Elles ont donc voix au chapitre, et pas seulement pour une « concertation » comme aime à le dire M. Macron. Non, il y a des pans entiers de l’organisation de la société, qui relèvent du « pacte social », c’est à dire de leurs compétences, et l’Etat ferait bien de les reconnaître !

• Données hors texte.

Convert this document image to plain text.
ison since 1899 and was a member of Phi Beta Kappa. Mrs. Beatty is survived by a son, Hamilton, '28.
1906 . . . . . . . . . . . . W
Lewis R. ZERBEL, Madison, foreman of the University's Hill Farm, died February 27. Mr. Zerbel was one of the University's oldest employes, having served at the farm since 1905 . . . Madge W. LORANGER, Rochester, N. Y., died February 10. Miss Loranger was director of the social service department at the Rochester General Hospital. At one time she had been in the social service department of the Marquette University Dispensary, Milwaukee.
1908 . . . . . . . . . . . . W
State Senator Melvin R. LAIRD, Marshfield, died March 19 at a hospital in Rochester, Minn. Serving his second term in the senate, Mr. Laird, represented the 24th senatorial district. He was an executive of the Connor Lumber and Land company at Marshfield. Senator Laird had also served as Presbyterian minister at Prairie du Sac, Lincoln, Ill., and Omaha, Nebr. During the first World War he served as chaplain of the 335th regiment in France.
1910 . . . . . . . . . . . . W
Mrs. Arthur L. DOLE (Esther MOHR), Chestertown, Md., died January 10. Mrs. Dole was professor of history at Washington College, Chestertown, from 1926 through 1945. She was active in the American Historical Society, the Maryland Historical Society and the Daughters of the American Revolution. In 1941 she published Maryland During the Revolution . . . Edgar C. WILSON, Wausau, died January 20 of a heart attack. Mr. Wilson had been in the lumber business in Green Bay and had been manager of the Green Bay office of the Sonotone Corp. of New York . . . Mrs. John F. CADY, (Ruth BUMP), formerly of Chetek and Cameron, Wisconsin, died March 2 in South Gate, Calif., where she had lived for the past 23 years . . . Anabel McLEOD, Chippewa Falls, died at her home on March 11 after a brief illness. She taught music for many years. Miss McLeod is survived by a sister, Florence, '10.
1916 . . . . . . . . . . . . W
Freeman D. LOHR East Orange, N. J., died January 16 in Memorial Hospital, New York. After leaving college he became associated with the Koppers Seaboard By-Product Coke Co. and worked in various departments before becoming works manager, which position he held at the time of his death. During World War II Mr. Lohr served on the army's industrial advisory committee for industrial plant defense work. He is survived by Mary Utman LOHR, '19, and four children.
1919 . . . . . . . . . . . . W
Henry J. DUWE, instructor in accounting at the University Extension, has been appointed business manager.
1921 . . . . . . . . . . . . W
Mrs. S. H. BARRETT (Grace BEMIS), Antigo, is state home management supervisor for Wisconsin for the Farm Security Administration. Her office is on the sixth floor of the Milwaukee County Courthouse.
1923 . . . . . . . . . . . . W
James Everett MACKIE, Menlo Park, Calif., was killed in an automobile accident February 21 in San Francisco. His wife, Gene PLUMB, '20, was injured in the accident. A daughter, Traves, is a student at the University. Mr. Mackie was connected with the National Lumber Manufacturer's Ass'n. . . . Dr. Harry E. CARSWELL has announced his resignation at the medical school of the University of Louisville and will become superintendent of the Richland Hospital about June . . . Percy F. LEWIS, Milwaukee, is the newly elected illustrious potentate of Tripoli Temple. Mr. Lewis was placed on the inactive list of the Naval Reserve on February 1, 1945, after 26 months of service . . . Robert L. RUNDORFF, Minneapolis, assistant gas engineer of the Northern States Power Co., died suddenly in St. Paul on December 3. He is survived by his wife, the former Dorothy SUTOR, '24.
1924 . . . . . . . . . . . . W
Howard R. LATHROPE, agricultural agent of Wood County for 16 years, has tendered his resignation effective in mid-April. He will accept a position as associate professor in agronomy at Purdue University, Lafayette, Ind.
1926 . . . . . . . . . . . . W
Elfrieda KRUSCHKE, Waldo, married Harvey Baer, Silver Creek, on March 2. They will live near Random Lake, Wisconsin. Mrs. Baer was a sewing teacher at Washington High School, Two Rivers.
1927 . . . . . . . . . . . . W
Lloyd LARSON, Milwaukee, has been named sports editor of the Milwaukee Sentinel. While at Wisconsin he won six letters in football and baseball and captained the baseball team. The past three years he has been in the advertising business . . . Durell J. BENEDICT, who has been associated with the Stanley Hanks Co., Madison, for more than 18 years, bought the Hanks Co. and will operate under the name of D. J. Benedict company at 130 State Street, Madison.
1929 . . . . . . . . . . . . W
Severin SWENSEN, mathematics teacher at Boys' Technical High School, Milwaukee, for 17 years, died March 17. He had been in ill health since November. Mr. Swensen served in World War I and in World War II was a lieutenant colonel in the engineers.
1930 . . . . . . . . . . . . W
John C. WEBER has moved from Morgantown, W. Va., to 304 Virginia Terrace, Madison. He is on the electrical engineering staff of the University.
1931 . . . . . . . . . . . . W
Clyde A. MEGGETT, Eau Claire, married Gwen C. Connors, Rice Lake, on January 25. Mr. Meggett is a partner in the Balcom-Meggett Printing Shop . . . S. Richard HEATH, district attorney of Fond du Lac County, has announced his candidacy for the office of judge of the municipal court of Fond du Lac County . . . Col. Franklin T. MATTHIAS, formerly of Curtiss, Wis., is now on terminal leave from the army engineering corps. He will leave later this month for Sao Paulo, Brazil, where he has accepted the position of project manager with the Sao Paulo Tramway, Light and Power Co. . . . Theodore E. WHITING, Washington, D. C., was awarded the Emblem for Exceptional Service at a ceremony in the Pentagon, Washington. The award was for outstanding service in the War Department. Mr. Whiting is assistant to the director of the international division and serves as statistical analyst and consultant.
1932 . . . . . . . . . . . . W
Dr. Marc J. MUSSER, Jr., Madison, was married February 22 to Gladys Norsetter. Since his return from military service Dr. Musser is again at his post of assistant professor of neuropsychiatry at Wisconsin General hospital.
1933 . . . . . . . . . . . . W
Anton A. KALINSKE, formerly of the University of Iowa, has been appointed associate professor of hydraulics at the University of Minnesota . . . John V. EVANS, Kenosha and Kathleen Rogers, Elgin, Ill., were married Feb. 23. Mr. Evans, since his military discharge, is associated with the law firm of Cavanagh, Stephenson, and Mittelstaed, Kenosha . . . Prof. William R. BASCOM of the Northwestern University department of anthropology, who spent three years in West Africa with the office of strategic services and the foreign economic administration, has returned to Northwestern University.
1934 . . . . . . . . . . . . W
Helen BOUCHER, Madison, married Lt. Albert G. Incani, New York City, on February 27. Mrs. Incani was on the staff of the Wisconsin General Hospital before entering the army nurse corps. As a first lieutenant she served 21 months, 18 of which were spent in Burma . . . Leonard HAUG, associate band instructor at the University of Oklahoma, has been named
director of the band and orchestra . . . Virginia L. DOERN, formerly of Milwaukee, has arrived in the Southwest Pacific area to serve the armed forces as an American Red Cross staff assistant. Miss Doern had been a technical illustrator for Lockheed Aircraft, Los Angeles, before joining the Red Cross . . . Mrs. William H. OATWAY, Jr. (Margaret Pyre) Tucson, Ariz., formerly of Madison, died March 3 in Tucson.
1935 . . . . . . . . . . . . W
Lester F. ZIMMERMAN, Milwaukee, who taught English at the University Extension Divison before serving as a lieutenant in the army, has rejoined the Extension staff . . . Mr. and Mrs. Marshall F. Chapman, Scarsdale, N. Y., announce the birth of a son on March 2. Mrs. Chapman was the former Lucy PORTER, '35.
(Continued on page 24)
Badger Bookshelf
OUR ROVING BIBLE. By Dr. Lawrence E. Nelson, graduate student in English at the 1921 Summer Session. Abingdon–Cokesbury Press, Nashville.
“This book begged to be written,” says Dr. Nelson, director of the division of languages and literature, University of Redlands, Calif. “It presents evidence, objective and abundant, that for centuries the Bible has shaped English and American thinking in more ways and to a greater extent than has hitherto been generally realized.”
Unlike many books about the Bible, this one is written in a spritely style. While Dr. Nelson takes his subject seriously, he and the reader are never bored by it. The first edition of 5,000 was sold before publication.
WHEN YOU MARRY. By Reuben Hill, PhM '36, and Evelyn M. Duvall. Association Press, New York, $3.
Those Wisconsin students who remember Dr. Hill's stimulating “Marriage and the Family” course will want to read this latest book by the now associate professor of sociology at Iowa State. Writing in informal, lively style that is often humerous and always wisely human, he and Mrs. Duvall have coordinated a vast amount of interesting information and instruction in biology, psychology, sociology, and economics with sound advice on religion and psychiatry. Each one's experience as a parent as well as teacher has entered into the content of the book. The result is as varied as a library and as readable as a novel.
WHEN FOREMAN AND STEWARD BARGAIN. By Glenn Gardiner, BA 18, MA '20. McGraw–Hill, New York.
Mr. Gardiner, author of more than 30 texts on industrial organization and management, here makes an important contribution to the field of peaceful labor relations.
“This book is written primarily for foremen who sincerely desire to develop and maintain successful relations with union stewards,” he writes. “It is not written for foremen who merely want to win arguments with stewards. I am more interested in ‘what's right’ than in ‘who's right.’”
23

Or, de tout cela il ne reste plus grand-chose dans la France macronienne. Suivant les pas des précédents gouvernements, dont ceux issus de la mal-nommée sociale-démocratie, M. Macron n’a eu de cesse d’ignorer les syndicats et même, récemment, de les humilier…
LE RISQUE DÉMOCRATIQUE
Les sénateurs haut-rhinois, tous LR ou Macronistes, ont voté sans sourciller la loi au Sénat, alors que la grande majorité de ceux qui les ont élu, y étaient opposés. Comment ne pas éveiller une colère et une défiance encore plus importantes envers les élus politiques ! Qui sont-ils, ces sénatrices et sénateurs, pour aller à l’encontre des attentes citoyennes, sans les écouter ou même les consulter ?
Actuellement, ils et elles se planquent pour ne pas affronter les citoyens. Mais il faudra bien qu’un jour, ils ne sortent de leur terrier ! Comment vont-ils être accueillis ? Pensent-ils, comme d’habitude, qu’il faut laisser passer l’orage et le peuple oubliera cette forfaiture ? N’ont-ils pas perçu les avertissements que représentent l’abstention et le vote d’extrême-droite qui expriment le rejet de cette politique sans scrupules et sans valeurs ?
A présent, la balle va être dans le camp de l’Assemblée nationale : la loi sera adoptée contre l’avis du peuple.
De deux choses l’une : ou bien le gouvernement trouvera une majorité avec la droite LR et les centristes, ou bien il faudra passer par l’article 49–3 !
Nous serons quoi qu’il en soit dans une crise politique, mais la situation ne sera pas tout à fait la même en fonction de la forme que prendra cette adoption.
S’il se trouve une majorité de députés pour voter ce texte, l’ensemble de ces élus devront partager avec le gouvernement la responsabilité de ce passage en force, et ils devront en assumer les conséquences dans leurs circonscriptions, où les citoyens ne manqueront pas de rappeler leur responsabilité dans l’adoption d’un texte réduisant drastiquement leurs droits en matière de retraite.
Car où s’arrêtera cette boulimie de réformes anti-sociales de la classe dirigeante ? L’objet du prochain pan de démolition de l’Etat social sera-t-il la Sécurité Sociale, offerte aux intérêts privés, à l’image du monde anglo-saxon ?
Mais si le gouvernement devait passer par le 49–3, les choses seraient différentes : il devra, seul, assumer cette responsabilité et le Parlement pourra (à travers l’adoption d’une motion de censure) espérer redevenir un acteur majeur de la démocratie représentative, ce qui redorera le blason des députés et sénateurs qui cesseront de passer pour des auxiliaires du gouvernement, et seront à nouveau reconnu comme des élus portant la parole de ceux qui les mandatent : la majorité des électeurs.
C’est peut-être encore le moment de se faire entendre par votre élu, lorsqu’il sera amené à voter un texte inique, inutile, injuste et impopulaire.